The emergence of sixth-generation and beyond communication systems is expected to fundamentally transform digital experiences through introducing unparalleled levels of intelligence, efficiency, and connectivity. A promising technology poised to enable this revolutionary vision is the wireless large AI model (WLAM), characterized by its exceptional capabilities in data processing, inference, and decision-making. In light of these remarkable capabilities, this paper provides a comprehensive survey of WLAM, elucidating its fundamental principles, diverse applications, critical challenges, and future research opportunities. We begin by introducing the background of WLAM and analyzing the key synergies with wireless networks, emphasizing the mutual benefits. Subsequently, we explore the foundational characteristics of WLAM, delving into their unique relevance in wireless environments.

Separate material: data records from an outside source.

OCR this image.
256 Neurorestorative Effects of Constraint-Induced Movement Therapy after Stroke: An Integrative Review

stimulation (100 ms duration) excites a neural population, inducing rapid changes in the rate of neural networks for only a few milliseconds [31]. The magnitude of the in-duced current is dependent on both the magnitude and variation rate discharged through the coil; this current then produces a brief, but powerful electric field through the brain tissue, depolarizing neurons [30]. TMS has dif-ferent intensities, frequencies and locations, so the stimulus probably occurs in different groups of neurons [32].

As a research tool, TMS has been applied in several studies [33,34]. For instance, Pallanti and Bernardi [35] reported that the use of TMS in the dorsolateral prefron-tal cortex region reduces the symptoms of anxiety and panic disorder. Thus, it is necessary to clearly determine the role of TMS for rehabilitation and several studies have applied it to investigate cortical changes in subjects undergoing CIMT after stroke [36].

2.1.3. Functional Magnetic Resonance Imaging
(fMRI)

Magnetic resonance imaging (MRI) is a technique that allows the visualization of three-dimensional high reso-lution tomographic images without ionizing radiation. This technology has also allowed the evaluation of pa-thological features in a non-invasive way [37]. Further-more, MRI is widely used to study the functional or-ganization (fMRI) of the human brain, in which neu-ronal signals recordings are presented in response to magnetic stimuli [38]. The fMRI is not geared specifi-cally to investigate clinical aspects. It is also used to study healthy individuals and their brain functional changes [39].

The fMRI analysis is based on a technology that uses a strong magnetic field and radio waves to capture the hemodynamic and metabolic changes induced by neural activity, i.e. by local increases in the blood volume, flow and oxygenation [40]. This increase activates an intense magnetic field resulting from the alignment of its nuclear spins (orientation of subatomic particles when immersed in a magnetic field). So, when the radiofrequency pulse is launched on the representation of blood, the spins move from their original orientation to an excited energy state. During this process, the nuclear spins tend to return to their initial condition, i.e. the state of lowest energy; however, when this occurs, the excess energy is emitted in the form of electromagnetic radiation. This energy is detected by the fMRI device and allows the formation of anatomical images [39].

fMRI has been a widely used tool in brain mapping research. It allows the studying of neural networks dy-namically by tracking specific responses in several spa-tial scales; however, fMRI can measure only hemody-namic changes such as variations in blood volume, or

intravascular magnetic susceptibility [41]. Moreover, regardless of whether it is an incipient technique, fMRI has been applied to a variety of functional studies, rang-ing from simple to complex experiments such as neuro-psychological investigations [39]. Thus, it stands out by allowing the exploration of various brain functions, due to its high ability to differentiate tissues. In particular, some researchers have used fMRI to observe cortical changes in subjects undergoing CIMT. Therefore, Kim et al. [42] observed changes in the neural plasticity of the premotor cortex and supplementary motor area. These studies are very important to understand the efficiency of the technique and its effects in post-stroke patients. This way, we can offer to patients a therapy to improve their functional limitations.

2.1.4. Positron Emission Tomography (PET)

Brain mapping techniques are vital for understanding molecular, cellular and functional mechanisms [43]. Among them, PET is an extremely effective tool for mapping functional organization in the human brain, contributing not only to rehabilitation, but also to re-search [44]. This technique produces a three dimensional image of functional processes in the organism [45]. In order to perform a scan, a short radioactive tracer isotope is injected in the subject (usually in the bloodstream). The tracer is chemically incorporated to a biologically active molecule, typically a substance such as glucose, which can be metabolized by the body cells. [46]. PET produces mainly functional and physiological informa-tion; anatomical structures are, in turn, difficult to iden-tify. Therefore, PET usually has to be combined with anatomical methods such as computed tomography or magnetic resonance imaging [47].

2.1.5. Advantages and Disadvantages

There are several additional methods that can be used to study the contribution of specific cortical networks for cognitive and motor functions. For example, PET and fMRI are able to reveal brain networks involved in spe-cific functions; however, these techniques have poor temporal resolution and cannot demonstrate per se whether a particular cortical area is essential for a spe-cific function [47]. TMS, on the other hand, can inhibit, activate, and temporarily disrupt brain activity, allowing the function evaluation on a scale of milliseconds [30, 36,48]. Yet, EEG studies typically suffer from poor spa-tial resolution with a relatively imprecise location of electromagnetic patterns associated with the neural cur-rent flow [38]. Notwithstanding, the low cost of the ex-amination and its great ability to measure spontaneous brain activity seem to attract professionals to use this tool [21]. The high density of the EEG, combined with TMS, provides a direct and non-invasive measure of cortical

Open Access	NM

Then, the role of WLAM in optimizing wireless communication systems across various use cases and the reciprocal benefits are systematically investigated. Furthermore, we discuss the integration of WLAM with emerging technologies, highlighting their potential to enable transformative capabilities and breakthroughs in wireless communication. Finally, we thoroughly examine the high-level challenges hindering the practical implementation of WLAM and discuss pivotal future research directions.

Paper Structure

This paper contains 183 sections, 35 equations, 19 figures, 9 tables.

Figures (19)

  • Figure 1: The synergistic relationship between Large AI for Wireless and Wireless for Large AI. The top half illustrates the top-down optimization where AI acts as the network brain, while the bottom half depicts the bottom-up infrastructure support provided by the wireless network for AI training and inference.
  • Figure 2: The outline of this survey.
  • Figure 3: The KPIs for WLAM.
  • Figure 4: The outline of Section 2.
  • Figure 5: Advanced reinforcement learning algorithms.